Kee grabbed the side of the gurney. “Dead?”
“Yeah, cancer. Riddled with it. Nothing we could do.” He poked at Dilya’s abdomen while he talked, eliciting varying whimpers that cut at Kee until she wanted to scream for him to stop.
“Loved that dog.” He said it as calmly as if he were talking about the last magazine he’d read.

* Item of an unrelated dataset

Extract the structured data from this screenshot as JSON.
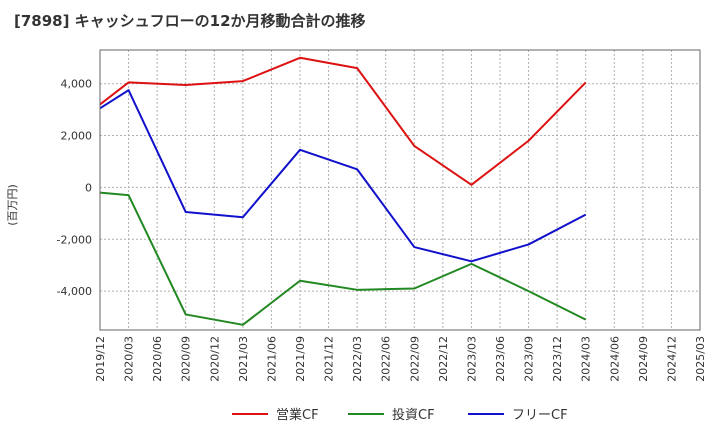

“I think it’s intact, but I need to do this right away. She’s hid her pain to this point, that’s a strong kid.” He stroked a hand over her hair as she lay there with her eyes closed, sweat running off her forehead.
Big John came in. “How’s the kid? Hey, not looking so good there, short stuff.”
“Appendicitis.”
“You got it covered, Mac?”
“Yeah, I think so. Haven’t ever done it on a kid, but I don’t like the idea of transporting her this far advanced.”
“Good, ’cause we’re outta here. They moved the op up.”
“Op?” This time Kee’s grip on the gurney wasn’t enough, and she sat abruptly on one of the nearby chairs. “Op?”
She couldn’t fly. Not with Dilya in surgery. She had to—What? She couldn’t think.
When she looked at Big John, he raised his hands palm out, no part of it.
Archie had stood quietly in the background through all this. Now he looked at her. He kept his gaze on her when he finally spoke, “
How long, Mac?”
“Don’t know until I get in there. The surgery itself should be under an hour. I’ll roust Jeremy, knock out the girl. If all goes well, we could be done in three hours including pre- and post-op. Complications if the appendix bursts could get us to six.” He left the tent.
Again that silent gaze of assessment, a question she couldn’t answer. She couldn’t leave. It didn’t matter that she had to.
Archie nodded to her. “I’ll talk to the majors and see if we can get cover personnel for this flight.”
She nodded her head without speaking, it was all she could do. She tried to say “thank you.” Swallowed hard several times to clear her throat.
By the time she managed, she sat alone with the young girl nearly lost in the great expanse of the gurney.
9
Dilya had come through clean in three hours flat and was resting well.
Kee leaned back in a metal chair placed beside the cot in the recovery tent, close enough for Dilya to touch her if she woke. The chair dug at her back.
She should have flown.
She knew it. Archie knew it. John knew it.
But she’d stayed.
She’d stayed for Dilya, but Dilya wasn’t a Night Stalker. The girl needed her, but had she? Mac and Jeremy had prepped her for surgery while Kee held her hand.
Once Dilya was out, there was nothing for Kee to do except feel guilty and worry. She didn’t know who’d flown in her place. Or had the mission scrubbed? Probably not. No one had come in to check on her.
“Smith!”
She snapped her eyes open in time to catch the yellow case with a large red cross on it that Mackenzie heaved in her direction. It thudded against her with a body blow that practically knocked her backwards out of the chair.